Her legs spread wide apart as if in a vulgar pose, her white bathrobe pulled upward from her soiled bare feet, revealing her thighs and a thin line of white cotton panties.

Her chest blown open, ribs shattered like bits of porcelain, her flesh torn and mangled as if a bomb had gone off behind her heart.

Her mouth flung open, red and gaping, giving her face an attitude of grave surprise, one corner of the white towel she’d wrapped around her wet hair hanging limply, almost clownishly, over a single, blue, wide-open eye.

Along with Jamie and my mother, Laura died at approximately four in the afternoon. It was almost two hours later that Mrs. Hamilton, a neighbor from across the street, saw my father walk out of the house, climb into the Ford station wagon, and drive away. He was wearing a black raincoat and an old floppy hat. He was not carrying anything, not so much as a small overnight bag.

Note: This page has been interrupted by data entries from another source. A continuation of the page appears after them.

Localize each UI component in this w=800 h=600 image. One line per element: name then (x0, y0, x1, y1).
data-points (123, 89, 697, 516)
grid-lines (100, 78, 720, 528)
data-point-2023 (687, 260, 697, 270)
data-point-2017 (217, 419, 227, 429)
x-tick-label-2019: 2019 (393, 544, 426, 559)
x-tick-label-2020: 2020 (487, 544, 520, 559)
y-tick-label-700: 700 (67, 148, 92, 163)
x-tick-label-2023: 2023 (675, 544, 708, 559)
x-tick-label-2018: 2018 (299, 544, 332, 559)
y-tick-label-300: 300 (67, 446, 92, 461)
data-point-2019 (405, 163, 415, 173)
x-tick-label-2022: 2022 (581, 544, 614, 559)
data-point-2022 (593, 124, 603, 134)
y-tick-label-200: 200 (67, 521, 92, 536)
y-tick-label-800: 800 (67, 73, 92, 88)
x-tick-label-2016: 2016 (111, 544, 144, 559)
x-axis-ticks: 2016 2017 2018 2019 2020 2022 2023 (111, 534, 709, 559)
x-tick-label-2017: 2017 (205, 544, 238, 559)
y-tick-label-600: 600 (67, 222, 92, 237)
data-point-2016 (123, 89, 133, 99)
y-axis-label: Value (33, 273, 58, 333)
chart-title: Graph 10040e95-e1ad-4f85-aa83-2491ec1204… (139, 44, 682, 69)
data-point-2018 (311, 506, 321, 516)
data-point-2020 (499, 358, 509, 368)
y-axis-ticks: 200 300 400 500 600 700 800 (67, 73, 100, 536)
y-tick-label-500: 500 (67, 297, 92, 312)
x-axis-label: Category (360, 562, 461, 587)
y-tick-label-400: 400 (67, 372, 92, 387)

During those long two hours in which he remained in the house, my father washed my mother’s body, changed her into a pair of blue pajamas, and arranged her neatly on the bed. After that, he made a ham sandwich and ate it at the small table in the kitchen. I know it was his sandwich, because in the police photographs, there was a ring of raw onion on the side of the plate. No one but my father ate raw onion. He drank a cup of coffee, leaving both the plate and the cup in the sink as he always did, as if expecting them to be washed later, as normally they would have been.

He didn’t pack anything, because he left with nothing; not so much as a pair of socks was missing from his closet.

He didn’t reenter either Laura or Jamie’s rooms. He made no attempt to clean up the frightful mess that had been made of them.

And yet, for no apparent reason, he remained in the house for a full two hours, alone, silent, surrounded by nothing but the bodies of his murdered wife and children.

What had he been waiting for?

When I became old enough to ponder that question seriously—I was probably around Laura’s age, sixteen—I came up with a great many possibilities. He was waiting for some mysterious phone call. Or he was waiting to go to the airport at just the right time to catch some flight he’d booked weeks in advance. He was waiting to be picked up by gangsters, foreign agents, Communists. My own theory changed each time I considered the question.

Then, rather suddenly, on a spring day as I sat on a rock watching the waves, I arrived at the answer that had no doubt come to the police and Aunt Edna and Uncle Quentin long before, but which they’d kept to themselves, perhaps hoping that the question would never actually occur to me, that I would never seek its answer. But I did seek it, and it did come: He was waiting for me.

Once it had occurred to me, the answer was entirely obvious. Under ordinary circumstances, I would have been home from school by three-fifteen in the afternoon, just as Jamie and Laura would. But I’d gone to Bobby Fields’s house instead, a play date my mother had known about all week, but of which my father knew nothing.

And so for nearly two hours my father had waited for me.

It’s possible that he might have waited as long as necessary had not Mrs. Fields made two phone calls to the house on McDonald Drive. According to the statement she later gave police, she made the first call at around 5:30 P.M. When no one answered, she called again twenty minutes later. There was still no answer.

Five minutes or so after that last call, Mrs. Hamilton from across the street saw my father walk through the rain to the Ford station wagon, get in, and drive away.

A half hour later, Mrs. Fields decided, after a good deal of protest from Bobby and me, that she couldn’t take me to the movies without getting parental permission first. She then drove directly to my house, and while Bobby and I remained in the back seat, she got out of the car and walked to the side entrance, which was nearest to the driveway, the one that led directly into the kitchen. She knocked at the door, glancing in as she did so, and saw a plate with a curl of raw onion and an empty coffee cup in the kitchen sink. Glancing idly to the left, she also saw a shotgun laid lengthwise across the small cutting board my mother kept in the corner beside the basement door.